• Does anyone know how to keep , their basenji from chewing everything you put in the kennel and sometimes outside the kennel, My Izzy chewed every bed I have gotten him so I've tried just blankets, and he shreds them, I am running out of old blankets to put in his kennel to sleep on. It isn't because he is locked in there, he goes in there on his own and starts ripping away. All of his blankets look like swiss cheese. He is not a puppy , he is going on eight yrs. I thought by now he would have slowed down. I see pictures of other basenji's on here with there nice little beds. Help!! PS. he has never chewed the furniture , Thank goodness

  • Usually they chew their bedding up when they are locked in, so this is a new one on me. I ended up bedding mine on newspaper, when I got tired of throwing out ripped bedding, but mine graduated from crates very quickly and basically were never in one past the puppy stage or early on when I adopted an adult. If he has done this for a long time I doubt you will change his habits. Does he do this during the day or at night? Mine have generally slept in my bed at night, and never, ever ripped up any bedding there....

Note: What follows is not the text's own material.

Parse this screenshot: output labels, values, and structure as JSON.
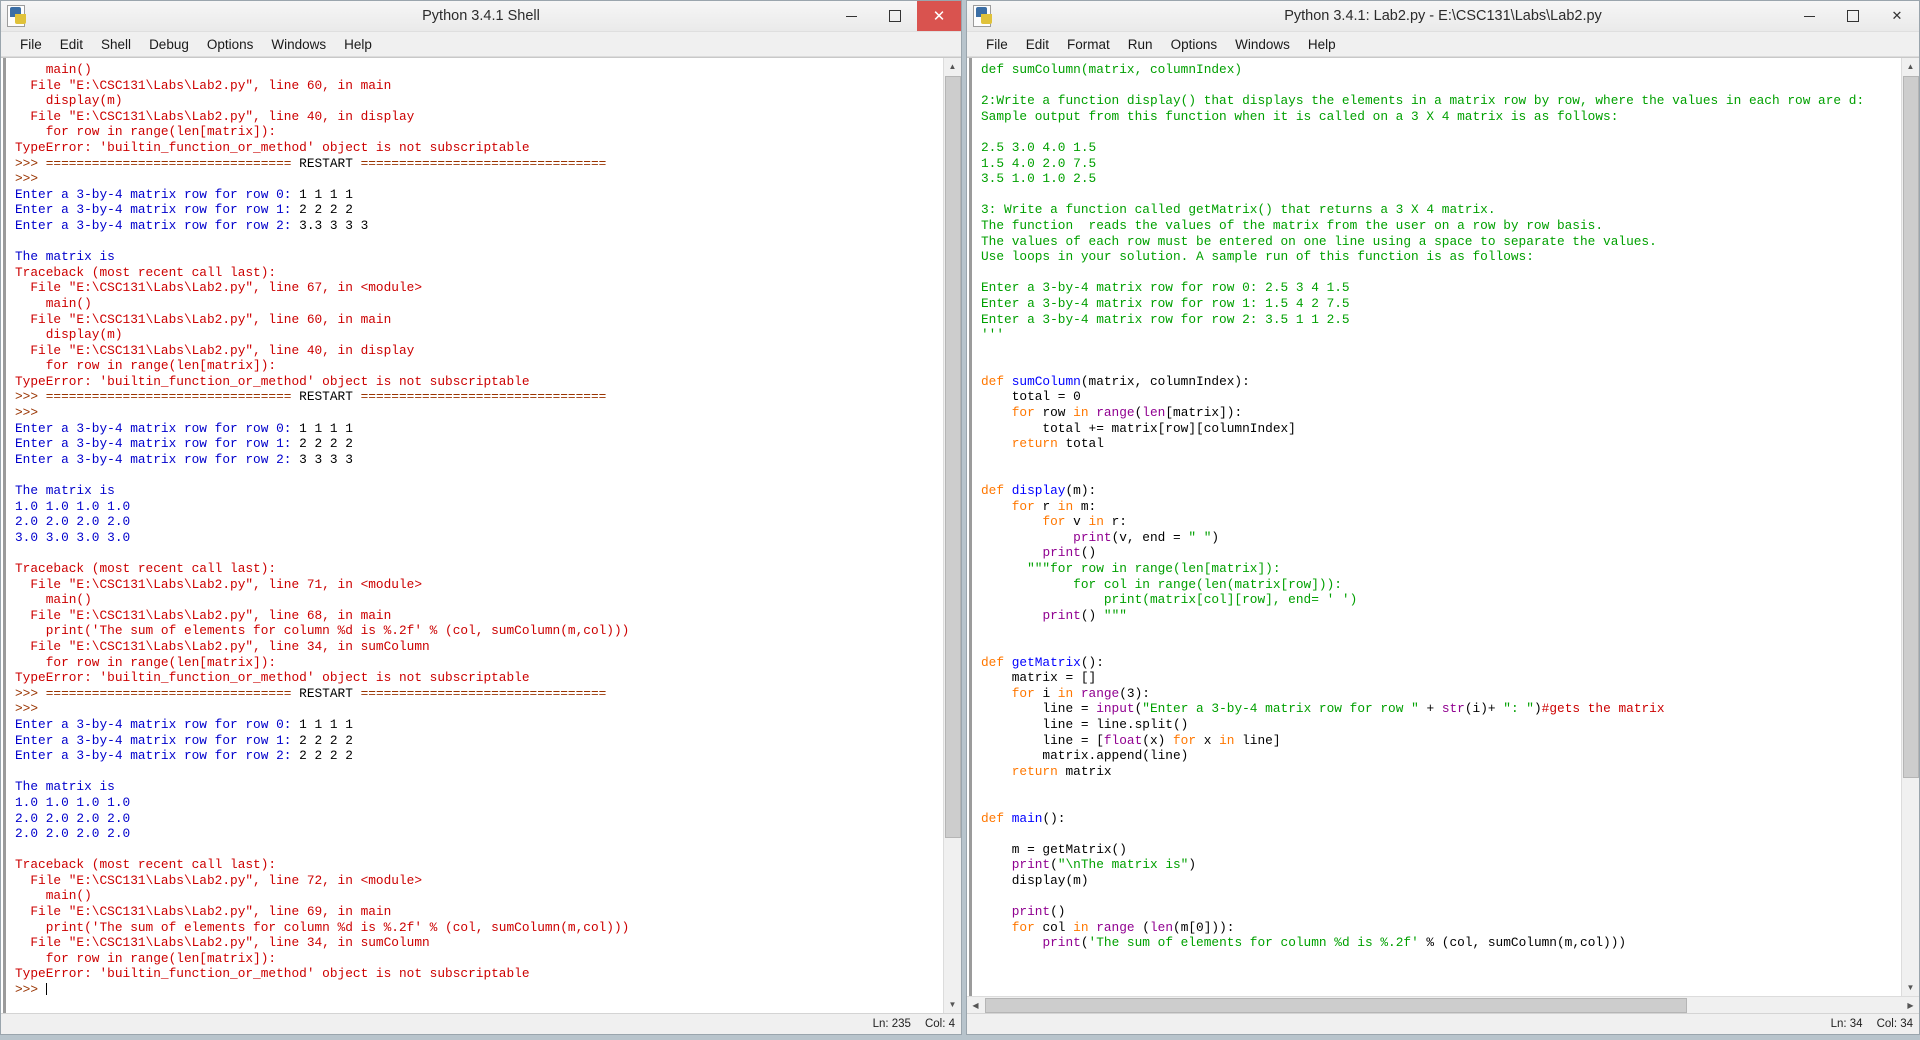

  • @isabob said in Chewing:

    All of his blankets look like swiss cheese.

    Try giving Izzy more exercise. The shredding is pent up energy and anxiety. The more exercise doodle gets, the safer my bed linens are!

  • Probably getting her something safe to chew would work. You didn't mention how old he is. Puppies chew everything. It's just a thing. I have an adult female who chews holes in blankets but that's in search of the "goodness" left behind by other dogs chewing. Otherwise I've never seen this.

    However we try and make sure there are approved things to chew available.

  • In addition to more exercise, try more mental stimulation. Teach more words/commands. Play more games like hide and seek (check out scent training). Get some puzzle toys. You could try giving him a box with newspaper or plain paper trash to shred, redirecting him to the shredding box every single time he starts to shred. There are a few (less cozy) heavy duty dog beds that you can try while working on retraining. It will take a lot of diligence and consistency to get it done since he is so mature and set in his ways, but it is possible.

  • When I give treats I hide them and tell my girl to go find them sometimes she will see them other times I hide them under something to make her sniff them out. More exercise and a spray bottle with water and a touch of Vinegar in it make my girl stop and look at me.

  • He has chew toys he uses occasionally, he just doesn't want to give up his blanket. I guess I shouldn't complain, he has never chewed our bedding up only his own. I have a Mix that also shreds her blankets but strange thing she hasn't ever chewed up the small blanket the rescue lady sent with her 2 years ago when we got her. You think she is trying to tell me something 🙂

  • My 1 year is a terrible chewer. He immediately chews any toy to pieces...but hates all rubber and nylon toys. Loves any form of paper to chew and shred, but also eats it. Shreads cloth and blankets and bedding. I have bought nice dog beds and the anti-anxiety beds, and the are torn apart. He no longer likes to play fetch and doesn't really like to play with his toys any more unless he can chew or tear them apart. We do walks a day...he no longer wants to chase his frizbee. He doesn't do obedience commands either...sit. lay down, and they were staples for boredom. Now he hates his tugs. What does he want to do...chew on me and drive me crazy. I see you talking about a paper box. I am afraid to have him shred paper because he chews and appears to eat it. Is that OK?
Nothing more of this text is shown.